Let S0, S1, E0 be the select input bits and enable bit for the first 4x1 MUX. Let S2, S3, E1 be the select input bits and enable bit for the second 4x1 MUX.
The outputs of the two 4x1 MUXes should be wired together.
Whatever logic controls the 8x1 MUX needs to ensure that E0 = !E1 at all times to avoid a short circuit condition. For Input Select = 0 - 3, it should set E0 = 1 and E1 = 0. or Input Select = 4 - 7, it should set E0 = 0 and E1 = 1.
As you more or less correctly stated, control logic for the circuit could be implemented as follows:
Let S0', S1', and S2' be the logical select inputs for the 8x1 MUX:
INPUTS OUTPUTS
S2' S1' S0' S1 S0 S3 S2 E0 E1
0 0 0 0 0 0 0 1 0
0 0 1 0 1 0 1 1 0
0 1 0 1 0 1 0 1 0
0 1 1 1 1 1 1 1 0
1 0 0 0 0 0 0 0 1
1 0 1 0 1 0 1 0 1
1 1 0 1 0 1 0 0 1
1 1 1 1 1 1 1 0 1
Plainly from this truth table:
S0 = S2 = S0'
S1 = S3 = S1'
E0 = !S2'
E1 = S2'
So you will need an Inverter gate at a minimum for the control logic. As far as I can tell you can't do it with "just wire."
The problem doesn't state whether the enable inputs are active low or active high, let alone that the two muxes must be identical in this regard.
Moreover, it is reasonable to assume assume that when the enable input is deasserted, the mux output goes into a high impedance ("high Z") state.

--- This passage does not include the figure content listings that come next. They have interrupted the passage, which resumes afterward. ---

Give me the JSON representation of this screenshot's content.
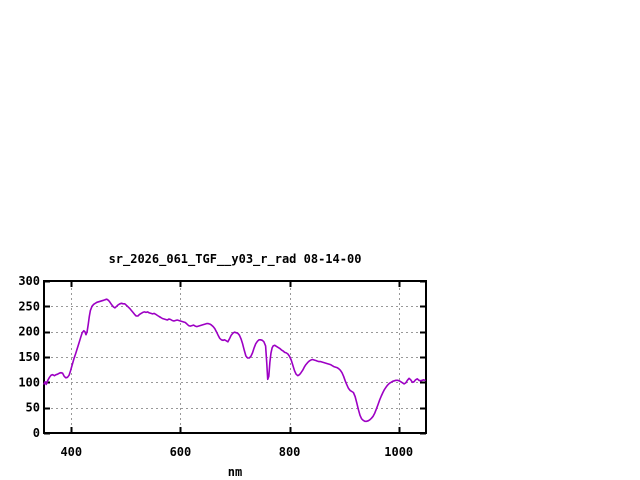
{
  "window": {
    "background_color": "#ffffff"
  },
  "chart_data": {
    "type": "line",
    "title": "sr_2026_061_TGF__y03_r_rad 08-14-00",
    "xlabel": "nm",
    "ylabel": "",
    "xlim": [
      350,
      1050
    ],
    "ylim": [
      0,
      300
    ],
    "xticks": [
      400,
      600,
      800,
      1000
    ],
    "yticks": [
      0,
      50,
      100,
      150,
      200,
      250,
      300
    ],
    "grid": true,
    "legend_position": "none",
    "axis_color": "#000000",
    "grid_color": "#999999",
    "series": [
      {
        "name": "sr_2026_061_TGF__y03_r_rad",
        "color": "#9d00c4",
        "points": [
          [
            350,
            97
          ],
          [
            352,
            101
          ],
          [
            354,
            96
          ],
          [
            357,
            104
          ],
          [
            360,
            110
          ],
          [
            363,
            114
          ],
          [
            366,
            115
          ],
          [
            369,
            113
          ],
          [
            372,
            115
          ],
          [
            375,
            116
          ],
          [
            378,
            118
          ],
          [
            381,
            119
          ],
          [
            384,
            118
          ],
          [
            387,
            112
          ],
          [
            390,
            109
          ],
          [
            393,
            110
          ],
          [
            396,
            114
          ],
          [
            399,
            124
          ],
          [
            402,
            136
          ],
          [
            405,
            147
          ],
          [
            408,
            157
          ],
          [
            411,
            167
          ],
          [
            414,
            177
          ],
          [
            417,
            188
          ],
          [
            420,
            198
          ],
          [
            423,
            202
          ],
          [
            425,
            200
          ],
          [
            427,
            194
          ],
          [
            429,
            200
          ],
          [
            431,
            214
          ],
          [
            433,
            230
          ],
          [
            435,
            242
          ],
          [
            438,
            250
          ],
          [
            441,
            254
          ],
          [
            444,
            256
          ],
          [
            447,
            258
          ],
          [
            450,
            259
          ],
          [
            453,
            260
          ],
          [
            456,
            261
          ],
          [
            459,
            262
          ],
          [
            462,
            263
          ],
          [
            465,
            264
          ],
          [
            468,
            262
          ],
          [
            471,
            258
          ],
          [
            474,
            253
          ],
          [
            477,
            249
          ],
          [
            480,
            247
          ],
          [
            483,
            250
          ],
          [
            486,
            253
          ],
          [
            489,
            255
          ],
          [
            492,
            256
          ],
          [
            495,
            255
          ],
          [
            498,
            255
          ],
          [
            501,
            252
          ],
          [
            504,
            249
          ],
          [
            507,
            246
          ],
          [
            510,
            242
          ],
          [
            513,
            238
          ],
          [
            516,
            234
          ],
          [
            519,
            231
          ],
          [
            522,
            231
          ],
          [
            525,
            234
          ],
          [
            528,
            236
          ],
          [
            531,
            238
          ],
          [
            534,
            239
          ],
          [
            537,
            238
          ],
          [
            540,
            239
          ],
          [
            543,
            237
          ],
          [
            546,
            236
          ],
          [
            549,
            235
          ],
          [
            552,
            236
          ],
          [
            555,
            234
          ],
          [
            558,
            232
          ],
          [
            561,
            230
          ],
          [
            564,
            228
          ],
          [
            567,
            226
          ],
          [
            570,
            225
          ],
          [
            573,
            224
          ],
          [
            576,
            223
          ],
          [
            579,
            225
          ],
          [
            582,
            224
          ],
          [
            585,
            222
          ],
          [
            588,
            221
          ],
          [
            591,
            222
          ],
          [
            594,
            223
          ],
          [
            597,
            222
          ],
          [
            600,
            221
          ],
          [
            603,
            220
          ],
          [
            606,
            219
          ],
          [
            609,
            218
          ],
          [
            612,
            215
          ],
          [
            615,
            212
          ],
          [
            618,
            211
          ],
          [
            621,
            212
          ],
          [
            624,
            213
          ],
          [
            627,
            211
          ],
          [
            630,
            210
          ],
          [
            633,
            211
          ],
          [
            636,
            212
          ],
          [
            639,
            213
          ],
          [
            642,
            214
          ],
          [
            645,
            215
          ],
          [
            648,
            216
          ],
          [
            651,
            216
          ],
          [
            654,
            215
          ],
          [
            657,
            213
          ],
          [
            660,
            210
          ],
          [
            663,
            206
          ],
          [
            666,
            200
          ],
          [
            669,
            193
          ],
          [
            672,
            187
          ],
          [
            675,
            184
          ],
          [
            678,
            183
          ],
          [
            681,
            184
          ],
          [
            684,
            182
          ],
          [
            687,
            180
          ],
          [
            690,
            186
          ],
          [
            693,
            193
          ],
          [
            696,
            197
          ],
          [
            699,
            199
          ],
          [
            702,
            198
          ],
          [
            705,
            197
          ],
          [
            708,
            193
          ],
          [
            711,
            186
          ],
          [
            714,
            176
          ],
          [
            717,
            163
          ],
          [
            720,
            152
          ],
          [
            723,
            148
          ],
          [
            726,
            148
          ],
          [
            729,
            151
          ],
          [
            732,
            158
          ],
          [
            735,
            168
          ],
          [
            738,
            176
          ],
          [
            741,
            181
          ],
          [
            744,
            184
          ],
          [
            747,
            184
          ],
          [
            750,
            183
          ],
          [
            753,
            180
          ],
          [
            756,
            172
          ],
          [
            758,
            140
          ],
          [
            760,
            106
          ],
          [
            762,
            112
          ],
          [
            764,
            140
          ],
          [
            766,
            158
          ],
          [
            768,
            168
          ],
          [
            770,
            172
          ],
          [
            773,
            173
          ],
          [
            776,
            171
          ],
          [
            779,
            169
          ],
          [
            782,
            167
          ],
          [
            785,
            164
          ],
          [
            788,
            162
          ],
          [
            791,
            159
          ],
          [
            794,
            158
          ],
          [
            797,
            156
          ],
          [
            800,
            151
          ],
          [
            803,
            144
          ],
          [
            806,
            134
          ],
          [
            809,
            123
          ],
          [
            812,
            116
          ],
          [
            815,
            113
          ],
          [
            818,
            115
          ],
          [
            821,
            119
          ],
          [
            824,
            124
          ],
          [
            827,
            130
          ],
          [
            830,
            135
          ],
          [
            833,
            139
          ],
          [
            836,
            142
          ],
          [
            839,
            144
          ],
          [
            842,
            145
          ],
          [
            845,
            144
          ],
          [
            848,
            143
          ],
          [
            851,
            142
          ],
          [
            854,
            141
          ],
          [
            857,
            141
          ],
          [
            860,
            140
          ],
          [
            863,
            139
          ],
          [
            866,
            138
          ],
          [
            869,
            137
          ],
          [
            872,
            136
          ],
          [
            875,
            135
          ],
          [
            878,
            133
          ],
          [
            881,
            131
          ],
          [
            884,
            130
          ],
          [
            887,
            129
          ],
          [
            890,
            127
          ],
          [
            893,
            124
          ],
          [
            896,
            119
          ],
          [
            899,
            112
          ],
          [
            902,
            103
          ],
          [
            905,
            95
          ],
          [
            908,
            88
          ],
          [
            911,
            84
          ],
          [
            914,
            82
          ],
          [
            917,
            80
          ],
          [
            920,
            72
          ],
          [
            923,
            60
          ],
          [
            926,
            47
          ],
          [
            929,
            35
          ],
          [
            932,
            28
          ],
          [
            935,
            25
          ],
          [
            938,
            23
          ],
          [
            941,
            23
          ],
          [
            944,
            24
          ],
          [
            947,
            26
          ],
          [
            950,
            29
          ],
          [
            953,
            33
          ],
          [
            956,
            39
          ],
          [
            959,
            47
          ],
          [
            962,
            56
          ],
          [
            965,
            65
          ],
          [
            968,
            73
          ],
          [
            971,
            80
          ],
          [
            974,
            86
          ],
          [
            977,
            91
          ],
          [
            980,
            95
          ],
          [
            983,
            98
          ],
          [
            986,
            100
          ],
          [
            989,
            102
          ],
          [
            992,
            103
          ],
          [
            995,
            104
          ],
          [
            998,
            104
          ],
          [
            1001,
            103
          ],
          [
            1004,
            101
          ],
          [
            1007,
            99
          ],
          [
            1010,
            97
          ],
          [
            1013,
            99
          ],
          [
            1016,
            104
          ],
          [
            1019,
            108
          ],
          [
            1022,
            105
          ],
          [
            1025,
            100
          ],
          [
            1028,
            101
          ],
          [
            1031,
            105
          ],
          [
            1034,
            107
          ],
          [
            1037,
            104
          ],
          [
            1040,
            103
          ],
          [
            1043,
            104
          ],
          [
            1046,
            105
          ],
          [
            1048,
            104
          ]
        ]
      }
    ]
  }
}
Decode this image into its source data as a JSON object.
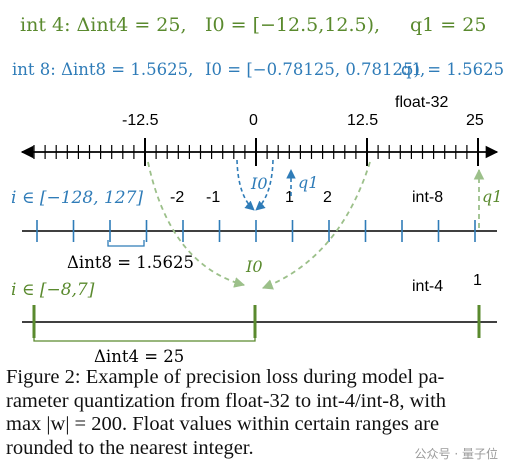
{
  "header": {
    "int4_formula": "int 4: Δint4 = 25,",
    "int4_range": "I0 = [−12.5,12.5),",
    "int4_q1": "q1 = 25",
    "int8_formula": "int 8: Δint8 = 1.5625,",
    "int8_range": "I0 = [−0.78125, 0.78125),",
    "int8_q1": "q1 = 1.5625"
  },
  "diagram": {
    "float32": {
      "label": "float-32",
      "tick_labels": [
        "-12.5",
        "0",
        "12.5",
        "25"
      ]
    },
    "int8": {
      "label": "int-8",
      "domain": "i ∈ [−128, 127]",
      "tick_labels": [
        "-2",
        "-1",
        "1",
        "2"
      ],
      "delta_label": "Δint8 = 1.5625",
      "I0_label": "I0",
      "q1_label": "q1"
    },
    "int4": {
      "label": "int-4",
      "domain": "i ∈ [−8,7]",
      "tick_label": "1",
      "delta_label": "Δint4 = 25",
      "I0_label": "I0",
      "q1_label": "q1"
    },
    "colors": {
      "green": "#5a8a2e",
      "blue": "#2f7cb8",
      "light_green": "#9cc08a",
      "black": "#000000"
    }
  },
  "caption": {
    "line1": "Figure 2: Example of precision loss during model pa-",
    "line2": "rameter quantization from float-32 to int-4/int-8, with",
    "line3": "max |w| = 200. Float values within certain ranges are",
    "line4": "rounded to the nearest integer."
  },
  "watermark": "公众号 · 量子位"
}
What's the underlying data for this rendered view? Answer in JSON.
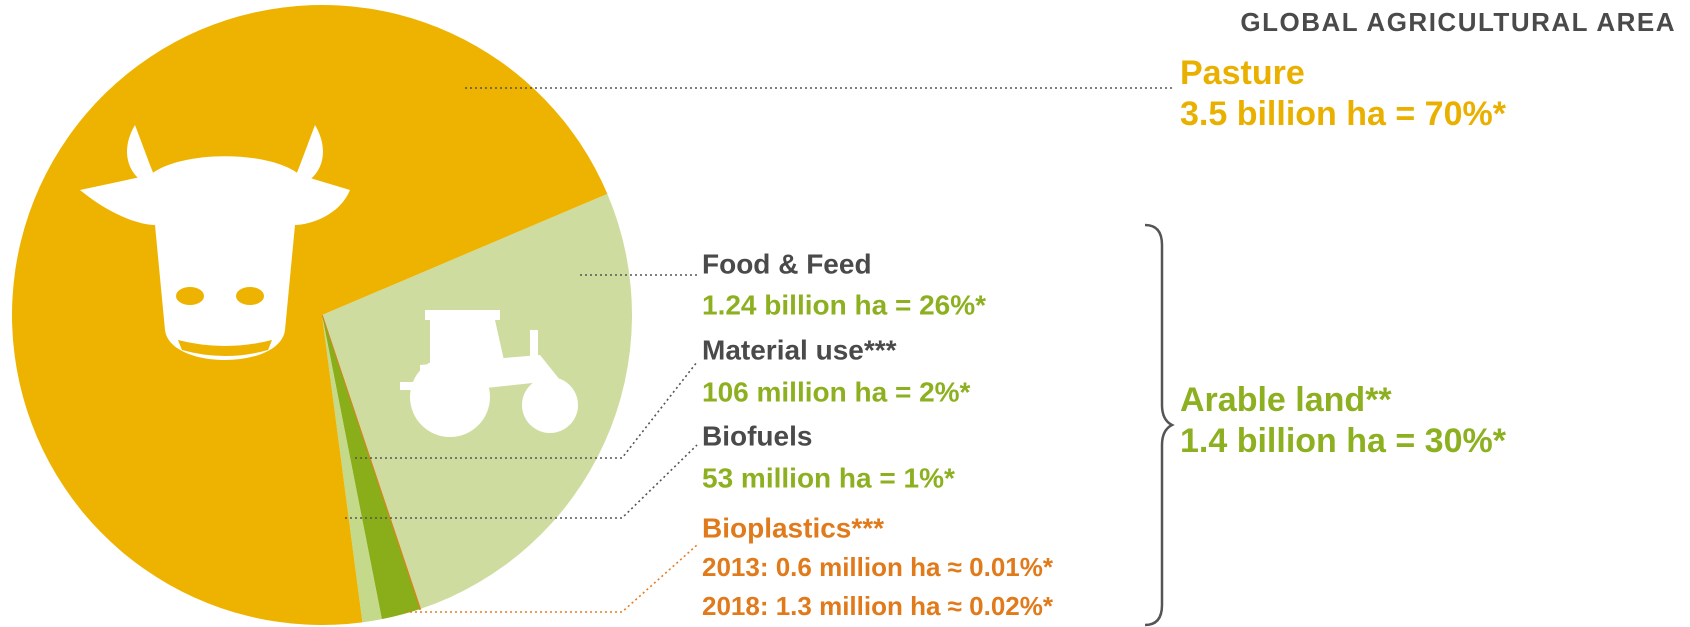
{
  "chart_data": {
    "type": "pie",
    "title": "GLOBAL AGRICULTURAL AREA",
    "slices": [
      {
        "name": "Food & Feed",
        "value": 26,
        "color": "#cfdca0",
        "label": "1.24 billion ha = 26%*"
      },
      {
        "name": "Bioplastics***",
        "value": 0.02,
        "color": "#e87b1e",
        "labels": [
          "2013: 0.6 million ha ≈ 0.01%*",
          "2018: 1.3 million ha ≈ 0.02%*"
        ]
      },
      {
        "name": "Material use***",
        "value": 2,
        "color": "#8aae1a",
        "label": "106 million ha = 2%*"
      },
      {
        "name": "Biofuels",
        "value": 1,
        "color": "#c5d98a",
        "label": "53 million ha = 1%*"
      },
      {
        "name": "Pasture",
        "value": 70,
        "color": "#eeb300",
        "label": "3.5 billion ha = 70%*"
      }
    ],
    "group": {
      "name": "Arable land**",
      "label": "1.4 billion ha = 30%*"
    }
  }
}
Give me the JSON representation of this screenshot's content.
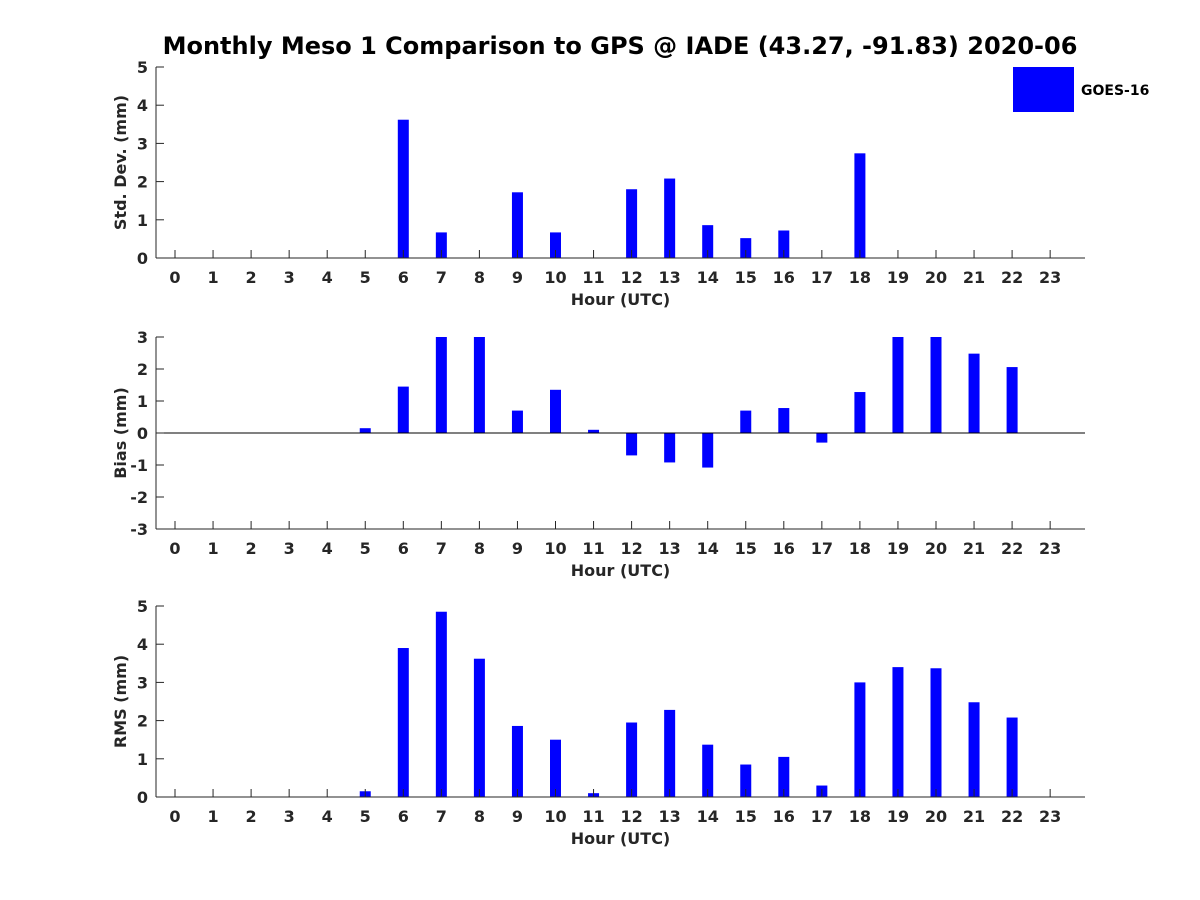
{
  "title": "Monthly Meso 1 Comparison to GPS @ IADE (43.27, -91.83) 2020-06",
  "legend": {
    "label": "GOES-16",
    "color": "#0000ff"
  },
  "colors": {
    "bar": "#0000ff",
    "axis": "#262626",
    "zero_line": "#000000"
  },
  "chart_data": [
    {
      "type": "bar",
      "xlabel": "Hour (UTC)",
      "ylabel": "Std. Dev. (mm)",
      "ylim": [
        0,
        5
      ],
      "yticks": [
        0,
        1,
        2,
        3,
        4,
        5
      ],
      "categories": [
        "0",
        "1",
        "2",
        "3",
        "4",
        "5",
        "6",
        "7",
        "8",
        "9",
        "10",
        "11",
        "12",
        "13",
        "14",
        "15",
        "16",
        "17",
        "18",
        "19",
        "20",
        "21",
        "22",
        "23"
      ],
      "series": [
        {
          "name": "GOES-16",
          "values": [
            null,
            null,
            null,
            null,
            null,
            null,
            3.62,
            0.67,
            null,
            1.72,
            0.67,
            null,
            1.8,
            2.08,
            0.86,
            0.52,
            0.72,
            null,
            2.74,
            null,
            null,
            null,
            null,
            null
          ]
        }
      ],
      "grid": false,
      "legend_position": "top-right"
    },
    {
      "type": "bar",
      "xlabel": "Hour (UTC)",
      "ylabel": "Bias (mm)",
      "ylim": [
        -3,
        3
      ],
      "yticks": [
        -3,
        -2,
        -1,
        0,
        1,
        2,
        3
      ],
      "categories": [
        "0",
        "1",
        "2",
        "3",
        "4",
        "5",
        "6",
        "7",
        "8",
        "9",
        "10",
        "11",
        "12",
        "13",
        "14",
        "15",
        "16",
        "17",
        "18",
        "19",
        "20",
        "21",
        "22",
        "23"
      ],
      "series": [
        {
          "name": "GOES-16",
          "values": [
            null,
            null,
            null,
            null,
            null,
            0.15,
            1.45,
            3.0,
            3.0,
            0.7,
            1.35,
            0.1,
            -0.7,
            -0.92,
            -1.08,
            0.7,
            0.78,
            -0.3,
            1.28,
            3.0,
            3.0,
            2.48,
            2.06,
            null
          ]
        }
      ],
      "grid": false
    },
    {
      "type": "bar",
      "xlabel": "Hour (UTC)",
      "ylabel": "RMS (mm)",
      "ylim": [
        0,
        5
      ],
      "yticks": [
        0,
        1,
        2,
        3,
        4,
        5
      ],
      "categories": [
        "0",
        "1",
        "2",
        "3",
        "4",
        "5",
        "6",
        "7",
        "8",
        "9",
        "10",
        "11",
        "12",
        "13",
        "14",
        "15",
        "16",
        "17",
        "18",
        "19",
        "20",
        "21",
        "22",
        "23"
      ],
      "series": [
        {
          "name": "GOES-16",
          "values": [
            null,
            null,
            null,
            null,
            null,
            0.15,
            3.9,
            4.85,
            3.62,
            1.86,
            1.5,
            0.1,
            1.95,
            2.28,
            1.37,
            0.85,
            1.05,
            0.3,
            3.0,
            3.4,
            3.37,
            2.48,
            2.08,
            null
          ]
        }
      ],
      "grid": false
    }
  ]
}
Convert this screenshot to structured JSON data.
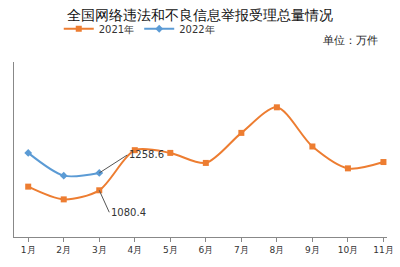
{
  "chart_data": {
    "type": "line",
    "title": "全国网络违法和不良信息举报受理总量情况",
    "unit": "单位：万件",
    "categories": [
      "1月",
      "2月",
      "3月",
      "4月",
      "5月",
      "6月",
      "7月",
      "8月",
      "9月",
      "10月",
      "11月"
    ],
    "series": [
      {
        "name": "2021年",
        "color": "#ED7D31",
        "marker": "square",
        "values": [
          1118,
          987,
          1080.4,
          1493,
          1465,
          1362,
          1671,
          1934,
          1531,
          1306,
          1371
        ]
      },
      {
        "name": "2022年",
        "color": "#5B9BD5",
        "marker": "diamond",
        "values": [
          1465,
          1231,
          1258.6,
          null,
          null,
          null,
          null,
          null,
          null,
          null,
          null
        ]
      }
    ],
    "annotations": [
      {
        "series": "2022年",
        "category": "3月",
        "text": "1258.6"
      },
      {
        "series": "2021年",
        "category": "3月",
        "text": "1080.4"
      }
    ],
    "ylim": [
      600,
      2400
    ],
    "tick_labels": "x",
    "grid": false,
    "legend": "top"
  }
}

Therefore, the solution is:
- choose two 4x1 multiplexers which have enable inputs that have opposite logic: one has an active-high enable, and the other an active-low enable.
- fan out the high address bit to both enables.
- tie the outputs together: since at any time, one of the two mux outputs is high Z, this is valid.
The opposite enables give us an inverter for free, and the high Z output behavior spares us the OR gate.